Eyes Left
Crime fiction, it’s been argued, is about maintaining the status quo, and ensuring that those with the power continue to keep it–that crime is an anomaly, and that once it’s rooted out, order is restored and all is right in the world. It therefore must have a conservative agenda. But more than one guttersnipe has suggested that the hard-boield detective or crime novel is actually political commentary for the masses, with a decided left slant, probing and exposing the injustices of society; that crime is not an anomaly so much as part of the human condition, and that while the detective may crack the case and save the day, he won’t be saving the world.
Certainly not all private eye fiction (consider Race Williams, Mike Hammer or any of Cleve F. Adams’ semi-fascist Irish dicks) could be considered left-leaning (or even moderate), but a case can certainly be made that Dashiell Hammett, who would later be imprisoned for his political views, was no fan of the status quo. In the intro to Red-Handed, an anthology of “radical crime (short) stories,” editor Jon E. Lewis states that a “central concern of Hammett’s works…is the civic corruption which grew up in the wake of Prohibition. As Hammett revealed, corruption had become all-pervasive… In such a world the only guarantor of justice was the shamus or private eye.”
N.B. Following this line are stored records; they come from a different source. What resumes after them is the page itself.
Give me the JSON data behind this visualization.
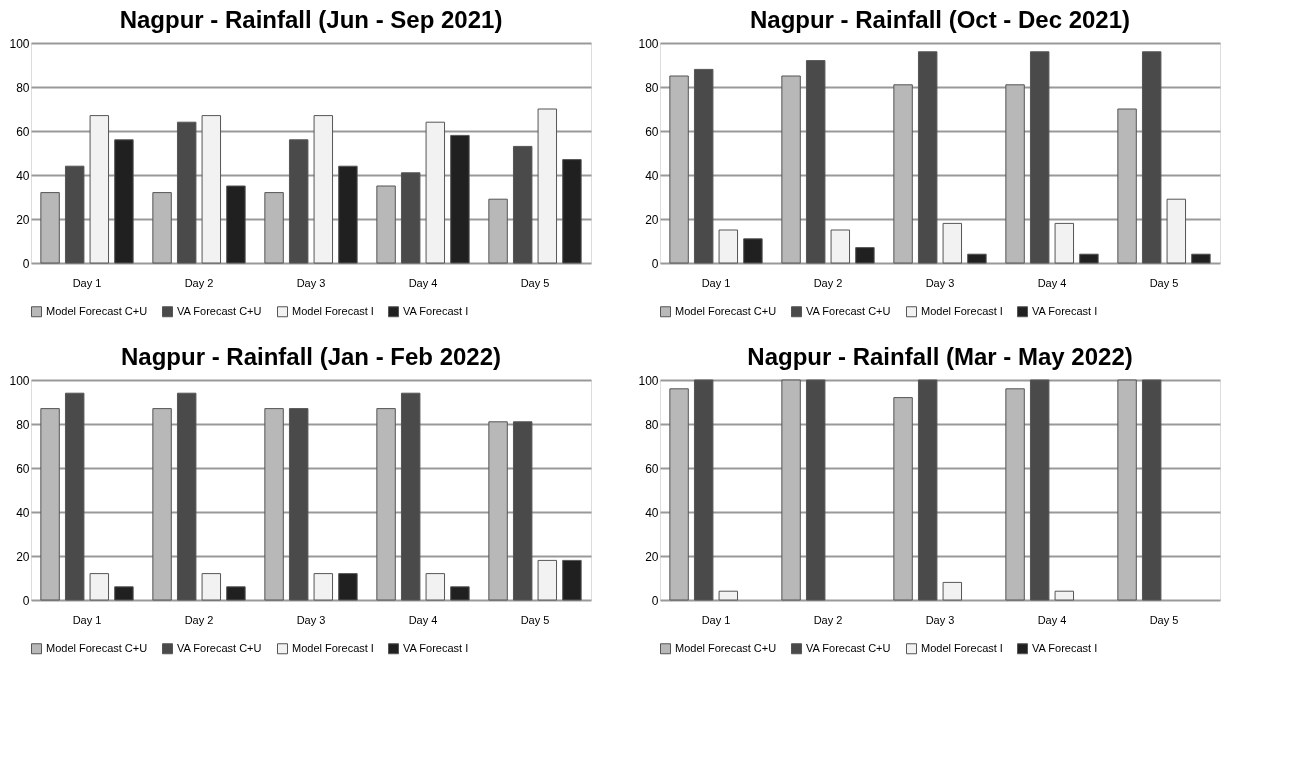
{
  "chart_data": [
    {
      "type": "bar",
      "title": "Nagpur - Rainfall (Jun - Sep 2021)",
      "categories": [
        "Day 1",
        "Day 2",
        "Day 3",
        "Day 4",
        "Day 5"
      ],
      "ylim": [
        0,
        100
      ],
      "yticks": [
        0,
        20,
        40,
        60,
        80,
        100
      ],
      "grid": "y",
      "legend": "bottom",
      "series": [
        {
          "name": "Model Forecast C+U",
          "color": "#b8b8b8",
          "values": [
            32,
            32,
            32,
            35,
            29
          ]
        },
        {
          "name": "VA Forecast C+U",
          "color": "#4a4a4a",
          "values": [
            44,
            64,
            56,
            41,
            53
          ]
        },
        {
          "name": "Model Forecast I",
          "color": "#f2f2f2",
          "values": [
            67,
            67,
            67,
            64,
            70
          ]
        },
        {
          "name": "VA Forecast I",
          "color": "#202020",
          "values": [
            56,
            35,
            44,
            58,
            47
          ]
        }
      ]
    },
    {
      "type": "bar",
      "title": "Nagpur - Rainfall (Oct - Dec 2021)",
      "categories": [
        "Day 1",
        "Day 2",
        "Day 3",
        "Day 4",
        "Day 5"
      ],
      "ylim": [
        0,
        100
      ],
      "yticks": [
        0,
        20,
        40,
        60,
        80,
        100
      ],
      "grid": "y",
      "legend": "bottom",
      "series": [
        {
          "name": "Model Forecast C+U",
          "color": "#b8b8b8",
          "values": [
            85,
            85,
            81,
            81,
            70
          ]
        },
        {
          "name": "VA Forecast C+U",
          "color": "#4a4a4a",
          "values": [
            88,
            92,
            96,
            96,
            96
          ]
        },
        {
          "name": "Model Forecast I",
          "color": "#f2f2f2",
          "values": [
            15,
            15,
            18,
            18,
            29
          ]
        },
        {
          "name": "VA Forecast I",
          "color": "#202020",
          "values": [
            11,
            7,
            4,
            4,
            4
          ]
        }
      ]
    },
    {
      "type": "bar",
      "title": "Nagpur - Rainfall (Jan - Feb 2022)",
      "categories": [
        "Day 1",
        "Day 2",
        "Day 3",
        "Day 4",
        "Day 5"
      ],
      "ylim": [
        0,
        100
      ],
      "yticks": [
        0,
        20,
        40,
        60,
        80,
        100
      ],
      "grid": "y",
      "legend": "bottom",
      "series": [
        {
          "name": "Model Forecast C+U",
          "color": "#b8b8b8",
          "values": [
            87,
            87,
            87,
            87,
            81
          ]
        },
        {
          "name": "VA Forecast C+U",
          "color": "#4a4a4a",
          "values": [
            94,
            94,
            87,
            94,
            81
          ]
        },
        {
          "name": "Model Forecast I",
          "color": "#f2f2f2",
          "values": [
            12,
            12,
            12,
            12,
            18
          ]
        },
        {
          "name": "VA Forecast I",
          "color": "#202020",
          "values": [
            6,
            6,
            12,
            6,
            18
          ]
        }
      ]
    },
    {
      "type": "bar",
      "title": "Nagpur - Rainfall (Mar - May 2022)",
      "categories": [
        "Day 1",
        "Day 2",
        "Day 3",
        "Day 4",
        "Day 5"
      ],
      "ylim": [
        0,
        100
      ],
      "yticks": [
        0,
        20,
        40,
        60,
        80,
        100
      ],
      "grid": "y",
      "legend": "bottom",
      "series": [
        {
          "name": "Model Forecast C+U",
          "color": "#b8b8b8",
          "values": [
            96,
            100,
            92,
            96,
            100
          ]
        },
        {
          "name": "VA Forecast C+U",
          "color": "#4a4a4a",
          "values": [
            100,
            100,
            100,
            100,
            100
          ]
        },
        {
          "name": "Model Forecast I",
          "color": "#f2f2f2",
          "values": [
            4,
            0,
            8,
            4,
            0
          ]
        },
        {
          "name": "VA Forecast I",
          "color": "#202020",
          "values": [
            0,
            0,
            0,
            0,
            0
          ]
        }
      ]
    }
  ]
}
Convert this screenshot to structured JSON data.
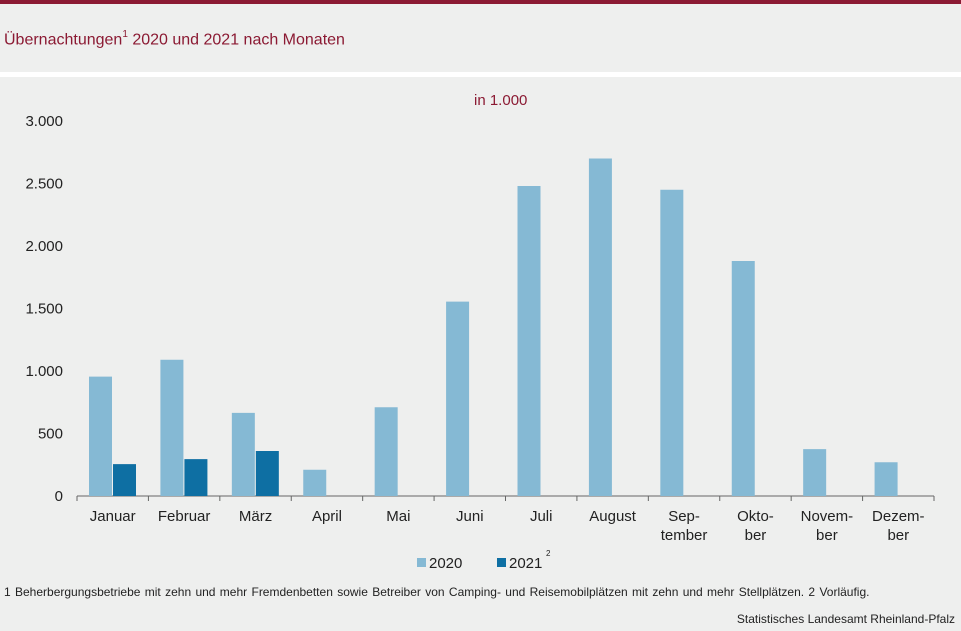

It’s a notion that has certainly continued, from Hammett through Chandler and his ilk, through the compassionate eyes such as Lew Archer, Thomas B. Dewey’s Mac and Michael Collin’s Dan Fortune, with their concerns for young people, workers and the environment, and right into the present era, with the adventures of gay, black, female, hispanic or other “minority” eyes. Their mere existence is a boot right into the nuts of the status quo.
And part of a longer tradition. In Alan Wald’s Writing from the Left: New Essays on Radical Culture and Politics (1994) he suggests that when many writers potentially associated with the communist party or leftist politics in general, started to get blacklisted in the 1940s and ’50s, some of them may have resorted to writing for the pulps and other popular forms of fiction (like the burgeoning paperback market). Among those who leaned left and wrote crime fiction in this era were Robert Finnegan, William Rollins, Ed Lacy, Kenneth Fearing, William Lindsay Gresham, Margaret Larkin, Guy Endore, Abraham Polonsky. E.V. Cunningham (Howard Fast), Robert Terrall,  Robert Carse, Edwin Rolfe, Vera Caspery and Jim Thompson.
In fact, back in the late seventies/early eighties, Pluto, an academic press in England with unabashedly progressive politics, published a lot of “serious left wing books,” and even boasted an imprint called Pluto Crimeline. The idea was that since mysteries are the meat of the masses, they would publish these politically edged mysteries to make money for the more serious stuff. Among the authors originally printed by Pluto were Gordon DeMarco, Jeremy Pikser, Gillian Slovo and Manuel Vasquez Montalban.
- Dan Fortune by Michael Collins
- Hector Belascoarán Shayne by Paco Ignacio Taibo II
- Dan Banion by Robert Finnegan
- Tom Bethany by Jerome Doolittle
- Riley Kovachs by Gordon DeMarco
- Jack Liffey by John Shannon
- Ivan Monk by Gary Phillips
- Easy Rawlins by Walter Mosley
- Joe Posner by Jeremy Pikser
- V.I. Warshawski by Sara Paretsky
- Dave Brandstetter by Joseph Hansen
- Kate Baeier by Gillian Slovo
- Pepe Carvahlo by Manuel Vasquez Montalban.
FURTHER INVESTIGATION
- “Dan Fortune Has His Say (Dan’s Last Words)”
A mini-rant by Michael Collins - We’re Livin’ In a Political World: The Bookshelf
Books About (mostly American) Politics and Detective Fiction - The Urban Landscape of Marxist Noir
Alan Wald, author of Writing from the Left, discusses the ‘lost’ leftwing authors of the 1940s and 1950s, with a focus on crime fiction.
As usual, with articles about Dennis Lynds( Collins, Arden, Sadler…) and this one to-day, you make a superb work.
I regret only that Horace Mc Coy, Robert Finnegan and Ed Lacy (Len Zinberg) are not in the list. And even Jim Thompson for some of his books. Perhaps a second volume?
Best,
Roger Martin (from France)
A second volume? I am trying to keep it to private eye writers on this site, so I hadn’t really considered McCoy, Finnegan or Thompson. But Lacy? Hmmm… something to mull over, for sure. Meanwhile, I do have a page on him.